Better ad & tracking blocking with the hosts file

What is the hosts file?

The hosts file is a special plaintext file used by all major operating systems to map hostnames to IP addresses. This lets you override the default DNS resolution used by your computer when you access the internet (or an internal network for that matter).

As an example, let’s say you would very much like to encourage the users of a computer to use DuckDuckGo instead of Google. One way to encourage this behavior is to setup the machine to load the DuckDuckGo website whenever a user tries to visit Google.com.

By default, Let’s assume Google.com resolves to 172.217.1.14 and DuckDuckGo resolves to 40.89.244.232. We want to change that on this computer so that Google.com resolves to 40.89.244.232 instead, thus forcing the user to load the DuckDuckGo website instead of Google.

To do this, it’s simple. We would simply add a line to the computer’s hosts file that said “40.89.244.232 google.com.”

Now, let’s take this to the next level. Let’s say that we wanted to set up our computer so that anyone trying to load Google.com didn’t get any useful result. In this case we would add the line “127.0.0.1 google.com.” In this case, instead of pointing Google.com to the DuckDuckGo server we’ve pointed it to the computer making the request which isn’t likely running a webserver…and thus effectively pointing it to nowhere.

127.0.0.1 is what’s known as localhost. It’s a special IP address that always refers to the current device. That’s the trick we’re using here, we’re taking a domain that we don’t want to ever be accessible and pointing it to the current device instead of letting it access the internet. Since a typical desktop doesn’t run many servers, it will never return anything.

Now, that may seem like limited utility. Sure you can block Google.com (or whatever) but it’s still accessible by IP address and other domain names so why bother? It won’t keep a determined user from accessing it — that’s true.
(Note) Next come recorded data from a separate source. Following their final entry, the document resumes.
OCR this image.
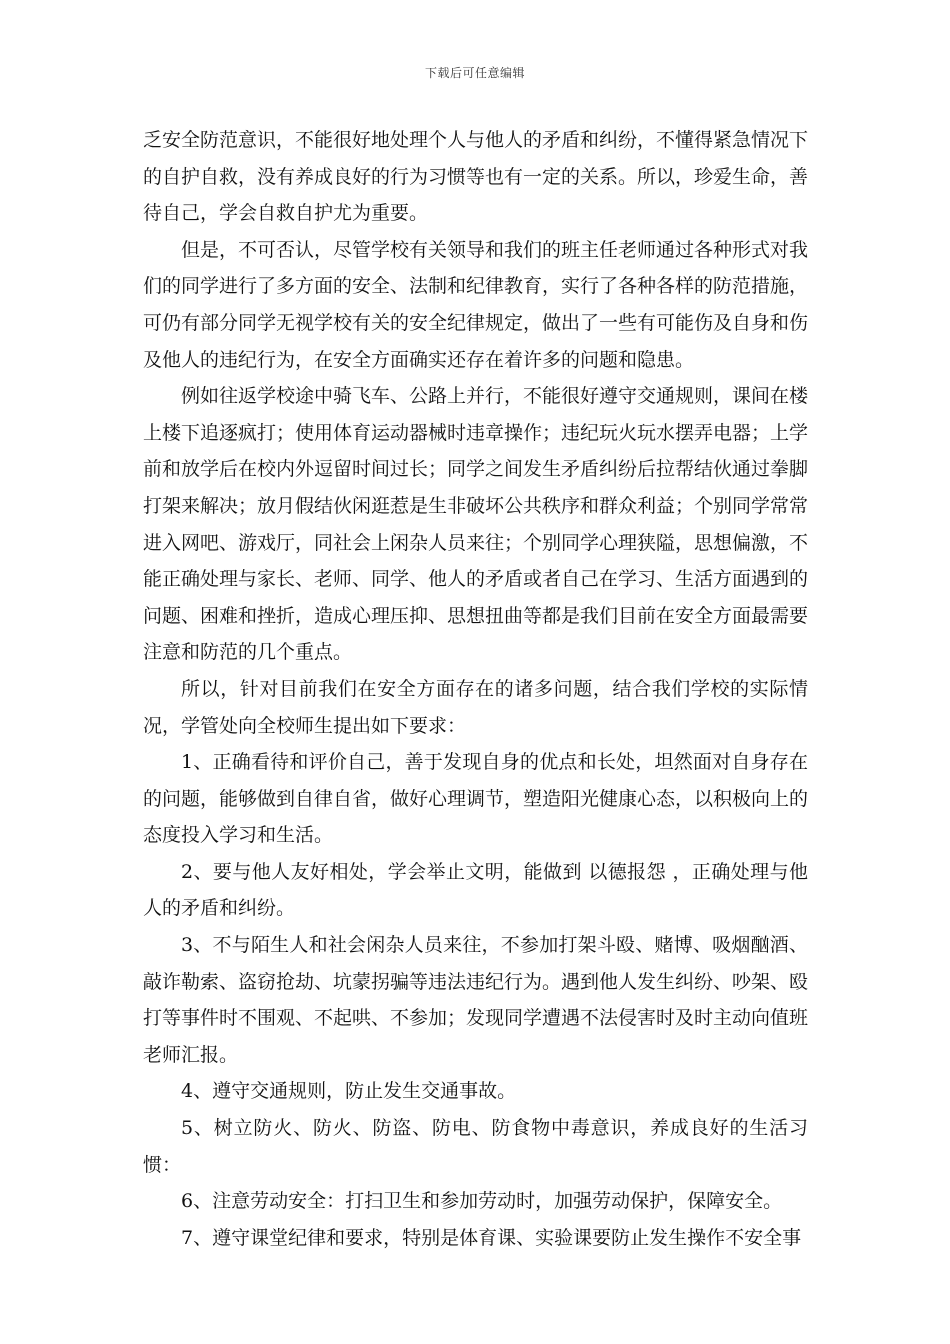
下载后可任意编辑

乏安全防范意识，不能很好地处理个人与他人的矛盾和纠纷，不懂得紧急情况下的自护自救，没有养成良好的行为习惯等也有一定的关系。所以，珍爱生命，善待自己，学会自救自护尤为重要。

但是，不可否认，尽管学校有关领导和我们的班主任老师通过各种形式对我们的同学进行了多方面的安全、法制和纪律教育，实行了各种各样的防范措施，可仍有部分同学无视学校有关的安全纪律规定，做出了一些有可能伤及自身和伤及他人的违纪行为，在安全方面确实还存在着许多的问题和隐患。

例如往返学校途中骑飞车、公路上并行，不能很好遵守交通规则，课间在楼上楼下追逐疯打；使用体育运动器械时违章操作；违纪玩火玩水摆弄电器；上学前和放学后在校内外逗留时间过长；同学之间发生矛盾纠纷后拉帮结伙通过拳脚打架来解决；放月假结伙闲逛惹是生非破坏公共秩序和群众利益；个别同学常常进入网吧、游戏厅，同社会上闲杂人员来往；个别同学心理狭隘，思想偏激，不能正确处理与家长、老师、同学、他人的矛盾或者自己在学习、生活方面遇到的问题、困难和挫折，造成心理压抑、思想扭曲等都是我们目前在安全方面最需要注意和防范的几个重点。

所以，针对目前我们在安全方面存在的诸多问题，结合我们学校的实际情况，学管处向全校师生提出如下要求：

1、正确看待和评价自己，善于发现自身的优点和长处，坦然面对自身存在的问题，能够做到自律自省，做好心理调节，塑造阳光健康心态，以积极向上的态度投入学习和生活。

2、要与他人友好相处，学会举止文明，能做到 以德报怨 ，正确处理与他人的矛盾和纠纷。

3、不与陌生人和社会闲杂人员来往，不参加打架斗殴、赌博、吸烟酗酒、敲诈勒索、盗窃抢劫、坑蒙拐骗等违法违纪行为。遇到他人发生纠纷、吵架、殴打等事件时不围观、不起哄、不参加；发现同学遭遇不法侵害时及时主动向值班老师汇报。

4、遵守交通规则，防止发生交通事故。

5、树立防火、防火、防盗、防电、防食物中毒意识，养成良好的生活习惯：

6、注意劳动安全：打扫卫生和参加劳动时，加强劳动保护，保障安全。

7、遵守课堂纪律和要求，特别是体育课、实验课要防止发生操作不安全事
That’s not really our use case though, just a gentle introduction to what we’re really going to do.

Blocking ads & blocking trackers with the hosts files

Our use case is blocking ads, gross-out sites and known untrustworthy sites so that we aren’t forced to load them by malicious ads or tricked into opening them. We’re going to build a list of sites that we never want to be accessible on our computer and point them to localhost so they can’t do anything.

Let’s say we’re a frequent visitor to MSN but we don’t want to see their advertising. We would identify that their ads are served from ads.msn.com and then add a line to our hosts file “127.0.0.1 ads.msn.com.” Voila! Now there are no more ads showing up on MSN because we’ve blocked their entire ad system. Their ad code never loads, their trackers never load and nothing disturbs or tracks us.

Now, this would take forever if you had to build the list yourself. Fortunately large, passionate groups of people are working together to build lists of ad servers, tracking servers and malicious websites. Two of the best are SomeoneWhoCares.org and StevenBlack’s github list. SomeoneWhoCares’s list is somewhat easier to manage for a newbie while StevenBlack’s list will allow for more customization and a wider block.

Virus Prevention

One incredible advantage of using this layer of protection is that it closes a major vector of virus and malware infection. It’s incredibly common for advertisements to deliver malware code onto computers. By blocking entire ad networks that code never has a chance to touch your computer.

How do I update my hosts file

On windows, run notepad as an administrator by right clicking on notepad and clicking on “run as administrator.” Then use notepad to open up the file c:\Windows\System32\Drivers\etc\hosts. Note that there is no file extension for this file, it’s just called “hosts.”

Paste your blocklist into the hosts file and save it. It takes effect immediately and does not require a reboot. You’re done. I’ve attached a copy of the SomeoneWhoCares list here (current as of Jan 2022) but you should update your blocklist every couple of months and always keep it current as new domains are constantly added when they are discovered.

Download the archived blocklist from Jan 2022 here

Limitations

This isn’t a complete security measure on it’s own, it’s merely an incredibly useful additional layer of security that’s simple and fast to implement. While it does not remove the surface area of attack entirely, it dramatically reduces it and increases your quality of life for what amounts to less than two minutes of work.

It blocks domains but to block the domain that domain must be explicitly identified and added to the list. There’s no heuristic analysis taking place. It also doesn’t block direct connections to IP addresses so any software that’s hardcoded ip addresses instead of domain names will still connect normally.

This method also requires you to continue to manually update your hosts files. While you won’t lose protection if you do it once and forget about it, your protection will become less effective over time as ad servers, tracking servers and malicious actors setup new domains to work from.

You also need to be aware that sometimes a Windows update will come out that removes all the entries in a hosts file. It’s rare but it’s annoying when it does happen every once in a blue moon.

Should you do it

Yes. It takes less than five minutes and delivers a nice layer of protection at very little cost.